Argentina_2018

Nico can always ensure $16$ cells. Suppose that there is a partition like in the statement so that no $16$ cells can be taken. Then this partition has at most $1$ rectangle $1\times k$ for each $k=8,9,10,11,12,13$; at most $2$ such rectangles for $k=6,7$; at most $3$ such rectangles for $k=4,5$; at most $5$ such rectangles $1\times 3$, at most $7$ rectangles $1\times 2$ and at most $15$ unit cells $1\times 1$. Consequently the total area does not exceed

$$(8+9+10+11+12+13)+2(6+7)+3(4+5)+5\cdot 3+7\cdot 2+15\cdot 1=160.$$

This is false because the $13\times 13$ square has area $13^2=169$. Therefore $16$ cells can be taken regardless of how Facu plays.

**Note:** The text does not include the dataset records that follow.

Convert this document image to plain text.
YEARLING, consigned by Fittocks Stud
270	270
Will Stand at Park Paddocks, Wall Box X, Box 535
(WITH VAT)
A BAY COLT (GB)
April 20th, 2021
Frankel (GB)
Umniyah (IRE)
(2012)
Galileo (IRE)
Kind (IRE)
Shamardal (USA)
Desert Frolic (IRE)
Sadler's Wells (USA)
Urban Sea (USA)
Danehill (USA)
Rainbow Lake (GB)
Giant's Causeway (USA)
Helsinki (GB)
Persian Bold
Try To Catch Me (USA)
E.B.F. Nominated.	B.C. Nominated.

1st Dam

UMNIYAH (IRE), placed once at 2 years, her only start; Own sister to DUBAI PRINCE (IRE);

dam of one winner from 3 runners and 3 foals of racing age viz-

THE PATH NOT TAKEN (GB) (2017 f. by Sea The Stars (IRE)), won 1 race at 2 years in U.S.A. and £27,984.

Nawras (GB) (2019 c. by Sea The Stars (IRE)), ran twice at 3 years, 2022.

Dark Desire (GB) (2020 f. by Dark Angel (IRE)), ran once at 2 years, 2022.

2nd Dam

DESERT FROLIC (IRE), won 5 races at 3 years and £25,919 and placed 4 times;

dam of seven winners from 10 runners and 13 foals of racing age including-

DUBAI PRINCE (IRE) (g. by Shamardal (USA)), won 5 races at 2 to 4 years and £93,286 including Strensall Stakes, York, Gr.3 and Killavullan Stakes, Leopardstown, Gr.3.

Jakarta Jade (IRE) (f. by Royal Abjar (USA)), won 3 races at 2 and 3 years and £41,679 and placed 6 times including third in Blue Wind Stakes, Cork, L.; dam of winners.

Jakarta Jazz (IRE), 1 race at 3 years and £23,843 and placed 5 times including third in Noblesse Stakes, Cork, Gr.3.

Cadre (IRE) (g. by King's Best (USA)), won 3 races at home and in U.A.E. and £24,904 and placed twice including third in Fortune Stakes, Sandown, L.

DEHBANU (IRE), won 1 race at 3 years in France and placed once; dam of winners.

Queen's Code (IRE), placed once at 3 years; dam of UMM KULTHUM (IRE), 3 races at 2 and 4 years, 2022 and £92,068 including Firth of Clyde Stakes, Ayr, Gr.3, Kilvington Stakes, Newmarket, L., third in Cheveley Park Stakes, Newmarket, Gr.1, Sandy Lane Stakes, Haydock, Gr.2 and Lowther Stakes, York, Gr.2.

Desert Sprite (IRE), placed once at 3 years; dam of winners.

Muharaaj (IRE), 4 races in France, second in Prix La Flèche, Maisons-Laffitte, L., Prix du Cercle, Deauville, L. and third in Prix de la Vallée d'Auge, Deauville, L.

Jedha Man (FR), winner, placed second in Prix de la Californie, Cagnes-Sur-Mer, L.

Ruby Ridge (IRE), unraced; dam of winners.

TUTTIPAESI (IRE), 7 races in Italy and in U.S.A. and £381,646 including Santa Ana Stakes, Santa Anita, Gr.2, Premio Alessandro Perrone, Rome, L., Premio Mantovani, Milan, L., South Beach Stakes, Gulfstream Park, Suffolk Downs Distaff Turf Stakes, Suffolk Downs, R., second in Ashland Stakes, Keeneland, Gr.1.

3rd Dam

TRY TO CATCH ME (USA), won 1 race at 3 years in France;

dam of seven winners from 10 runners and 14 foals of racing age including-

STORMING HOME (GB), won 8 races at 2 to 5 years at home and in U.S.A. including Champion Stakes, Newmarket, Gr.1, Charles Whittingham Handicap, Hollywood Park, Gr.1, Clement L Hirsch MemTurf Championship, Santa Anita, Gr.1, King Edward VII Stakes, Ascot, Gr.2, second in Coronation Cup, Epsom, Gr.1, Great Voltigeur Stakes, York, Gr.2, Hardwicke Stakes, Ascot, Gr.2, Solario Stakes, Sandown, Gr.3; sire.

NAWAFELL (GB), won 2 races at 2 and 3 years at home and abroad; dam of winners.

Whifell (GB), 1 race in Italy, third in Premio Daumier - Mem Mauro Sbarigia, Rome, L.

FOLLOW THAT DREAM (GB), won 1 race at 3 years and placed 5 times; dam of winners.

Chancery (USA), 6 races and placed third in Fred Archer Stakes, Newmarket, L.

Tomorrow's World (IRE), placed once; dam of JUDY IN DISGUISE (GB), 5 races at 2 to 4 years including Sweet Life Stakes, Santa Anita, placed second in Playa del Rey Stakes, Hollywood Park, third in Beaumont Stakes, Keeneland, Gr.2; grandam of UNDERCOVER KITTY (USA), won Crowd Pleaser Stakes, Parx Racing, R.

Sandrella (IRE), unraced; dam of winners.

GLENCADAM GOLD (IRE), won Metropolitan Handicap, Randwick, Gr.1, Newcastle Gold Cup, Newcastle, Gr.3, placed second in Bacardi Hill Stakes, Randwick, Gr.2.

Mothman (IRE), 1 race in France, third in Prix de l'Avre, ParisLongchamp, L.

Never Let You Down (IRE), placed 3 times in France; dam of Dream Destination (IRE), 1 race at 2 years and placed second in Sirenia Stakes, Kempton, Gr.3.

On the other hand $17$ cells are not always achievable. Here is an example. The first row is untouched; the next $9$ are cut as follows:

$$12+1,11+2,10+3,9+4,8+5,8+5,7+6,7+6,5+4+4.$$

Rows $11$ and $12$ are $3+3+3+3+1$ and $2+2+2+2+2+2+1$; row $13$ is cut into $13$ unit cells. In summary, the answer is $16$ cells.